Deputy county administrator Bill Dupler said that, although Chesterfield has some rural and urban areas, much of the county is suburban, so the rural and urban designations that the USDA used to create the map don’t fit the county.
The federal agency defines a food desert as an urban place that is more than 1 mile from a large grocery store that sells fresh meats, vegetables and dairy products, or a rural area that is more than 10 miles from such a grocery.
In addition, county revitalization manager Carl Schlaudt said the USDA map doesn’t factor in smaller neighborhood markets. Dupler cited two examples of Latino markets near Jefferson Davis Highway – Nuevo Amanecer, 6515 Jefferson Davis Hwy., and Grand Amanecer, 9645 Jefferson Davis Hwy.

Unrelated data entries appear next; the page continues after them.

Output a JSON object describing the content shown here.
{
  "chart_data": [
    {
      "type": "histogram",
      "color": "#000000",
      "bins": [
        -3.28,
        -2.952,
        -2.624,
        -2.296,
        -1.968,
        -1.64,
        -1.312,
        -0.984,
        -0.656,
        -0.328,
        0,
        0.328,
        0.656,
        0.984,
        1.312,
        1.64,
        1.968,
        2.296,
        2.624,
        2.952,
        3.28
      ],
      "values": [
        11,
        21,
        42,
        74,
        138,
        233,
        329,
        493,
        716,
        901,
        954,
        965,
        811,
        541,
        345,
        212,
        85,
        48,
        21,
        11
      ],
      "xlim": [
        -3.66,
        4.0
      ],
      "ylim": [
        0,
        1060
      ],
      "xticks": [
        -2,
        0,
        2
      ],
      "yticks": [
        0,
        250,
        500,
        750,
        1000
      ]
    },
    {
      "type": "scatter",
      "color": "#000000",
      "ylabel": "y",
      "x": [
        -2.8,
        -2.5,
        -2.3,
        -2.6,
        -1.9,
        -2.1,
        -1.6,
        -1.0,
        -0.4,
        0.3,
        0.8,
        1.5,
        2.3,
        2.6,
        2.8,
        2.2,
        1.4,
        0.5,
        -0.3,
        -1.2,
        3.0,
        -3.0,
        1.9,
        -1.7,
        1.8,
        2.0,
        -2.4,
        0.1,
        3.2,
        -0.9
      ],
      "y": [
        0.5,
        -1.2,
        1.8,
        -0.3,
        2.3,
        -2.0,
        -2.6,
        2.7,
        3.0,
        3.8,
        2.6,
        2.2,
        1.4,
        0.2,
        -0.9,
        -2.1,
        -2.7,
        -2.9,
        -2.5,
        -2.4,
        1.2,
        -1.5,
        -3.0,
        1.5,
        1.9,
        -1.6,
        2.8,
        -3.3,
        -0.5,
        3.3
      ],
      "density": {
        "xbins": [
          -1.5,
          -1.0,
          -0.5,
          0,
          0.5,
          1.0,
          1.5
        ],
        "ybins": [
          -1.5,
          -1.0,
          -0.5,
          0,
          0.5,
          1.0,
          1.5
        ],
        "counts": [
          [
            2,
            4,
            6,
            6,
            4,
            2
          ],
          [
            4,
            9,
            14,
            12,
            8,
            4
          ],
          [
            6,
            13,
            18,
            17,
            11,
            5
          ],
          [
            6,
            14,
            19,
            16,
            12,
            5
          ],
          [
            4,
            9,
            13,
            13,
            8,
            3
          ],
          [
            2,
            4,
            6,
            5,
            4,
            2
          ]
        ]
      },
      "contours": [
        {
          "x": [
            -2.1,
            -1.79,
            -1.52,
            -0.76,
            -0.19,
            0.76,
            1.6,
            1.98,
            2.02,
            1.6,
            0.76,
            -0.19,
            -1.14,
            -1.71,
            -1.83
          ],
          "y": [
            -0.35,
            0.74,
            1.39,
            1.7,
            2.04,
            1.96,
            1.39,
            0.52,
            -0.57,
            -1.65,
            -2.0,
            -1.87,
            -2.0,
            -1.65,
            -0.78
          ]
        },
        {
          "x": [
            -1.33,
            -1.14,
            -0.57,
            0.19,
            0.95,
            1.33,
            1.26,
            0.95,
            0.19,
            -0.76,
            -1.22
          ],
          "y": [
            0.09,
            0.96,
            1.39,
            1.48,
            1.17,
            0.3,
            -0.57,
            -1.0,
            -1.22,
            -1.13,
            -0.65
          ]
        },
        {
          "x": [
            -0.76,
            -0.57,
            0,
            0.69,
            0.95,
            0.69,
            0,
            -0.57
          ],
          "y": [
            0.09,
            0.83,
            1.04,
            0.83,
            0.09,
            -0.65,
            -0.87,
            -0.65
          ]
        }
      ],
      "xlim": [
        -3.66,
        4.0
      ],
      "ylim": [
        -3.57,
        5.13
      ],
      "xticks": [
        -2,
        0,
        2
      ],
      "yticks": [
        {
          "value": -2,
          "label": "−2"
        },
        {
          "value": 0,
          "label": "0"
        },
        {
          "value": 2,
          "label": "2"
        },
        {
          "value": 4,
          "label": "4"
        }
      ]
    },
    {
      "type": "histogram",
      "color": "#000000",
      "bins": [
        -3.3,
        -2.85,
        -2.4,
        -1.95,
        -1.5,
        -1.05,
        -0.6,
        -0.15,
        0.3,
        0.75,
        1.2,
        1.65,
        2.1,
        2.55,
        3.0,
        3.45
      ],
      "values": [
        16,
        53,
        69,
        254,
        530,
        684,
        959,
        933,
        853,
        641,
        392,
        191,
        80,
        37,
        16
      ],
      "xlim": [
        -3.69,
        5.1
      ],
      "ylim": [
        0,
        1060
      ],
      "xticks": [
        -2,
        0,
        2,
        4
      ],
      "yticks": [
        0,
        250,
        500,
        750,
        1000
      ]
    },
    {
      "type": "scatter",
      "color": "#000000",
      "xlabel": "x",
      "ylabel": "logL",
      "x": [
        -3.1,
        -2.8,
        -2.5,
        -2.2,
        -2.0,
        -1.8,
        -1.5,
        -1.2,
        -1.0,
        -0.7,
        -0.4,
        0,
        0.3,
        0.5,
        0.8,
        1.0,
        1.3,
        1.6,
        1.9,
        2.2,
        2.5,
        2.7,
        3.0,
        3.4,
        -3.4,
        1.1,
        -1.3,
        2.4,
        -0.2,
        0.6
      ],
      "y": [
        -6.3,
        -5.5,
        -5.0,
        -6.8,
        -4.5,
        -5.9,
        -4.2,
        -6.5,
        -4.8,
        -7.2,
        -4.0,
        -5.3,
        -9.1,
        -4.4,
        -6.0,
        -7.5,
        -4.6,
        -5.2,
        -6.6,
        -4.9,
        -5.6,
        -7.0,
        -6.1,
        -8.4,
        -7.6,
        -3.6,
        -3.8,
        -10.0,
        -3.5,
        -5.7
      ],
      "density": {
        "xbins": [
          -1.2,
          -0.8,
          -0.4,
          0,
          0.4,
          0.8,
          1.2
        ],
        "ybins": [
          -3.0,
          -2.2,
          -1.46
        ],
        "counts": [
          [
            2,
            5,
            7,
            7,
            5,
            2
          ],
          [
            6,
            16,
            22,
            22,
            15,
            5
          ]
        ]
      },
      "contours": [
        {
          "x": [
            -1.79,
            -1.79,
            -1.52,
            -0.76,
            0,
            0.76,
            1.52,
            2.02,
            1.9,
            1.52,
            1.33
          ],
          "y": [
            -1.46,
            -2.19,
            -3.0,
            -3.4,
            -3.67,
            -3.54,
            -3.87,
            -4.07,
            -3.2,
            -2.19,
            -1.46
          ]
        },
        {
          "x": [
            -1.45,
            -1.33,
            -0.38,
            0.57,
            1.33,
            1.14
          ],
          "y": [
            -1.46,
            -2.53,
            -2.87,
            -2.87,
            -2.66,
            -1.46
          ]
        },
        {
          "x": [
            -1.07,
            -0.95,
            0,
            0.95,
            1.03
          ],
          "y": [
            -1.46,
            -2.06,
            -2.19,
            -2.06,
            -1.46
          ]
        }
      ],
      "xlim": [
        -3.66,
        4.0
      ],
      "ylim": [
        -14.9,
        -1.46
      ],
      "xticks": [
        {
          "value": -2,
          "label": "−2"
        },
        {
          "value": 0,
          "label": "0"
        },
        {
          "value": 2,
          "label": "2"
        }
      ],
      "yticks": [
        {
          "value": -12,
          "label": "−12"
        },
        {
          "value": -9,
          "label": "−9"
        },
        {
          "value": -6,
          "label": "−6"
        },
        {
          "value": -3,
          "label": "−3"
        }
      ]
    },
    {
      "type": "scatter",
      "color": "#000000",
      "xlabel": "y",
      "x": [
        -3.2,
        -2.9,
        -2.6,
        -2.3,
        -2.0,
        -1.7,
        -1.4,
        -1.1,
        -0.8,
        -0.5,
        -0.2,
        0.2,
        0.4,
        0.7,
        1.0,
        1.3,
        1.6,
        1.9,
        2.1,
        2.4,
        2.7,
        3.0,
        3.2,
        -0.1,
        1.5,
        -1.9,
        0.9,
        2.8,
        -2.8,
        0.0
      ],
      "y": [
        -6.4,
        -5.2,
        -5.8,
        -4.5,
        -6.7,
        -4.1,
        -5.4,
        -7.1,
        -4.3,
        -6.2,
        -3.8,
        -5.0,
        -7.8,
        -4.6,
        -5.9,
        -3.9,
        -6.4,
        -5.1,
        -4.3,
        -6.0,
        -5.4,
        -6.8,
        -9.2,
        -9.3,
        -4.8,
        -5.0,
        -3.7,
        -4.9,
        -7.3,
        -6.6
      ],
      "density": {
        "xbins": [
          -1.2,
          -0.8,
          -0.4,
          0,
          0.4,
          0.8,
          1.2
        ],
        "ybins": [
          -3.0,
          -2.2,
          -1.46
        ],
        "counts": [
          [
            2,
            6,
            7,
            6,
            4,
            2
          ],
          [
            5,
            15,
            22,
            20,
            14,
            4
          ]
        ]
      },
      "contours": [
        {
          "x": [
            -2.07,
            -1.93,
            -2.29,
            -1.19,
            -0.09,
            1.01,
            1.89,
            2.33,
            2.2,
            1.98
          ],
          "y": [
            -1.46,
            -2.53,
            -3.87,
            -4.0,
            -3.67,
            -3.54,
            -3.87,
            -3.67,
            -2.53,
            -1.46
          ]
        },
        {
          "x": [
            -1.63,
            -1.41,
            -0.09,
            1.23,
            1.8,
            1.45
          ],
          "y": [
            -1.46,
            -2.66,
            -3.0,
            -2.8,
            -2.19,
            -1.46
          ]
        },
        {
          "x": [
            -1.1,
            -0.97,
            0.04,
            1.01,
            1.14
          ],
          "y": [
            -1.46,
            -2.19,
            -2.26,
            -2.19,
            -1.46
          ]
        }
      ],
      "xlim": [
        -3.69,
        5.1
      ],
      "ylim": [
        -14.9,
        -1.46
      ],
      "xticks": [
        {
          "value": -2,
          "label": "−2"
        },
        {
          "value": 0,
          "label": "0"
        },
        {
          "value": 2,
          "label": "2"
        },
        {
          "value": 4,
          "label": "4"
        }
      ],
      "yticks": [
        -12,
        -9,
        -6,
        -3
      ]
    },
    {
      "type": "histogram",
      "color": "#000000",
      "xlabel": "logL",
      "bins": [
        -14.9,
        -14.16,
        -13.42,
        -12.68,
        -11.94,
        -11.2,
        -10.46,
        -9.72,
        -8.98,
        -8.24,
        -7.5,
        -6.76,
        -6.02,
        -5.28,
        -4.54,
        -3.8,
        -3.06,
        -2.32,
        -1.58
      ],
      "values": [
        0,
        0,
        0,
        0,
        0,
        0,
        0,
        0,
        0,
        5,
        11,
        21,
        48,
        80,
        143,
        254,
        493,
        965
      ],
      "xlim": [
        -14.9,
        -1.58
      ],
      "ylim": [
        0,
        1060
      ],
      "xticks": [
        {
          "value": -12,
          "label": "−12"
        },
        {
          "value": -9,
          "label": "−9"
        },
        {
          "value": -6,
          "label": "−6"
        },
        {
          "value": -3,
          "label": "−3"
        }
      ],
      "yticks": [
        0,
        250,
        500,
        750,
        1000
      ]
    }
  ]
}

Schlaudt said that if any portion of a census tract is considered “low-income,” the USDA counts the entire tract area as low-income. A census tract can vary in size and represents 2,000 to 7,000 people, he said. The effect is that the entire census tract can be counted as being in a food desert even if only a portion of it is.
“There’s a whole lot more to the picture than what they’re painting,” Dupler said.
One of the food deserts on the USDA map is located southeast of 7000 Iron Bridge Road, where a Walmart Neighborhood Market store closed March 29.
That area is a food desert, Dupler said, adding that the store was open for three years but apparently didn’t do enough business to cover the store’s expenses.
“People were not doing full-scale shopping there, but were using it for quick stops,” he said, noting that the store was 6.2 miles north of a Walmart Supercenter at 12000 Iron Bridge Road.
The Chesterfield Economic Development Authority oversees a technology zone program that provides waivers, rebates or exemptions of various fees and taxes for up to five years for businesses that build or expand in five areas, including the Jefferson Davis, Meadowbrook/Meadowdale, Walthall, Hull Street Road or Midlothian Turnpike areas.
The county also offers a partial tax exemption for 15 years for renovated structures that are no more than 25 years old. The rehabilitation, renovation or replacement must increase the property’s assessed value by at least 10 percent.
The Tax Cut and Jobs Act of 2017 created Opportunity Zones to increase investment in “economically distressed” communities. The program provides capital gains tax reductions for investments within designated low-income census tracts. A map provided by the U.S. Treasury Department shows Opportunity Zones in the Bensley area north of Route 288, west of Interstate 95 and in Ettrick.
Since 2000, federal law has allowed for New Market Tax Credits, which provide tax credits ranging from 5 percent of the investment in the first three years and 6 percent in the remaining four years in designated areas. Several NMTC areas are located in Chesterfield.
Recently, Virginia’s U.S. Sen. John Warner and U.S. Rep. Donald McEachin, both Democrats, co-sponsored legislation — the Healthy Food Access for All Americans Act — that would provide tax credits and grants to grocery stores, food banks and other organizations that provide healthy foods in underserved communities. Entities would undergo a certification process to qualify for financial assistance.
Under the proposal, businesses would apply for certification as special access food providers. A certified store that opens in a food desert could receive a one-time 15-percent tax credit. Businesses that have been remodeled or rehabilitated to qualify as grocery stores would receive a one-time tax credit of 10 percent.
During this year’s Virginia legislative session, a bill to provide funding for the construction, rehabilitation and expansion of grocery stores unanimously passed the Senate but died in the House of Delegates.
Sponsored by Sen. Bill Stanley, R-Franklin, and Sen. Rosalyn Dance, D-Petersburg, SB999 would have established the Virginia Grocery Investment Fund and provided $5 million to help approved food providers in underserved communities.